Personaggi sgradevoli
Chissà come mai a volte vengono in mente (ovviamente anche a me) delle stranezze che si pensavano o si facevano nel passato.
Una di queste stranezze è un ‘detto’ che a volte noi giovanissimi dell’epoca usavamo dire fra noi a bassa voce quando avevamo a che fare con qualcuno che un po’ tutti sopportavamo a stento.
Il detto in questione – ripeto: sussurrato solo a bassa voce in modo da non essere uditi dall’interessato, ma comunque quando l’interessato era nei paraggi – era il seguente:
Bisogna pregare per le
persone moleste e sperare che «se ne vadano» leste!
e poi ci facevamo una risatina alle spalle del destinatario della nostra battutina. Non nascondo che quando penso a quelle ‘innocenti battutine’, mi vergogno di averle pensate e anche condivise con altri miei giovanissimi amici dell’epoca.

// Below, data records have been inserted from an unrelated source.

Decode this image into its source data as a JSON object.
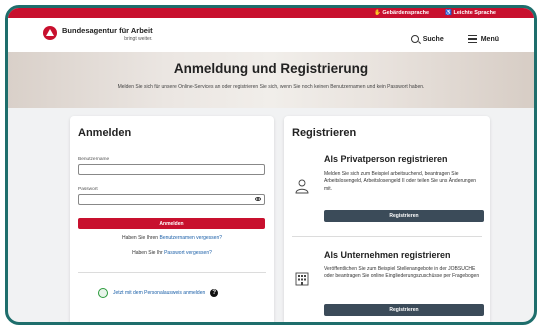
{
  "topbar": {
    "sign_language": "Gebärdensprache",
    "easy_language": "Leichte Sprache"
  },
  "header": {
    "brand_name": "Bundesagentur für Arbeit",
    "brand_tagline": "bringt weiter.",
    "search_label": "Suche",
    "menu_label": "Menü"
  },
  "hero": {
    "title": "Anmeldung und Registrierung",
    "subtitle": "Melden Sie sich für unsere Online-Services an oder registrieren Sie sich, wenn Sie noch keinen Benutzernamen und kein Passwort haben."
  },
  "login": {
    "title": "Anmelden",
    "username_label": "Benutzername",
    "username_value": "",
    "password_label": "Passwort",
    "password_value": "",
    "submit_label": "Anmelden",
    "forgot_user_prefix": "Haben Sie Ihren ",
    "forgot_user_link": "Benutzernamen vergessen?",
    "forgot_pw_prefix": "Haben Sie Ihr ",
    "forgot_pw_link": "Passwort vergessen?",
    "ausweis_link": "Jetzt mit dem Personalausweis anmelden",
    "help_glyph": "?"
  },
  "register": {
    "title": "Registrieren",
    "private": {
      "heading": "Als Privatperson registrieren",
      "text": "Melden Sie sich zum Beispiel arbeitsuchend, beantragen Sie Arbeitslosengeld, Arbeitslosengeld II oder teilen Sie uns Änderungen mit.",
      "button": "Registrieren"
    },
    "business": {
      "heading": "Als Unternehmen registrieren",
      "text": "Veröffentlichen Sie zum Beispiel Stellenangebote in der JOBSUCHE oder beantragen Sie online Eingliederungszuschüsse per Fragebogen",
      "button": "Registrieren"
    }
  },
  "colors": {
    "brand_red": "#c8102e",
    "button_gray": "#3b4b59",
    "frame_teal": "#1e6e6c",
    "link_blue": "#1a5fa8"
  }
}
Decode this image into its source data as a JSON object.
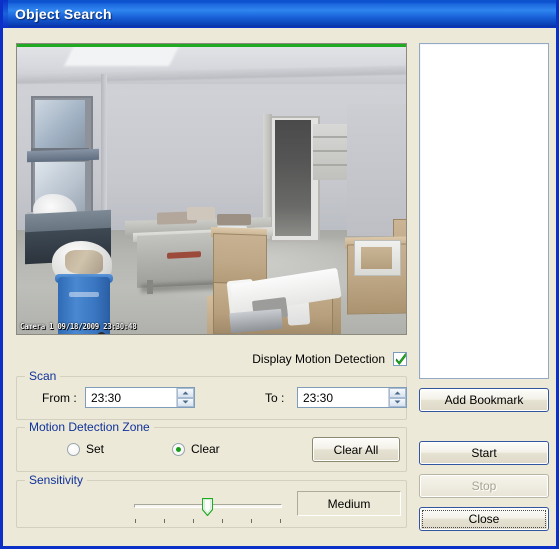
{
  "window": {
    "title": "Object Search",
    "title_bar_color": "#1f6be0",
    "body_color": "#ece9d8",
    "border_color": "#0a30c8"
  },
  "video": {
    "name": "camera-preview",
    "osd_timestamp": "Camera 1  09/18/2009  23:30:48",
    "motion_zone_border_color": "#1faa21",
    "scene_description": "Indoor storage room with blue recycling bin, cardboard boxes, styrofoam packing and open doorway"
  },
  "bookmark_list": {
    "name": "bookmark-listbox",
    "items": [],
    "background": "#ffffff",
    "border_color": "#93a9c4"
  },
  "display_motion_detection": {
    "label": "Display Motion Detection",
    "checked": true,
    "check_color": "#1faa21"
  },
  "scan": {
    "legend": "Scan",
    "from_label": "From :",
    "from_value": "23:30",
    "to_label": "To :",
    "to_value": "23:30"
  },
  "motion_detection_zone": {
    "legend": "Motion Detection Zone",
    "set_label": "Set",
    "set_checked": false,
    "clear_label": "Clear",
    "clear_checked": true,
    "clear_all_label": "Clear All",
    "radio_dot_color": "#1a9c1a"
  },
  "sensitivity": {
    "legend": "Sensitivity",
    "value_label": "Medium",
    "tick_count": 6,
    "position_index": 3,
    "thumb_color": "#1faa21"
  },
  "actions": {
    "add_bookmark": "Add Bookmark",
    "start": "Start",
    "stop": "Stop",
    "stop_enabled": false,
    "close": "Close",
    "close_focused": true
  }
}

Dato che però mi piace essere anche alquanto analizzatore dei fatti che mi circondano o che mi hanno visto partecipe, a distanza di tanti anni mi son chiesto: “Ma perché facevamo quella battutina non proprio simpatica?”.
A dire il vero il motivo c’era, eccome. Chi era oggetto di quelle ‘frecciatine’, era sempre una persona particolarmente difficile da sopportare. Si trattava di qualcuno che non sapevi mai come prendere e quando stavi con lui – e prima o poi capitava – ti sembrava di stare vicino a un porcospino. Facilmente ‘pungeva’, perciò non vedevi l’ora di liberarti della sua compagnia sbuffando in te stesso come una vecchia vaporiera, e quando ciò avveniva, tiravi un grossissimo sospiro di sollievo.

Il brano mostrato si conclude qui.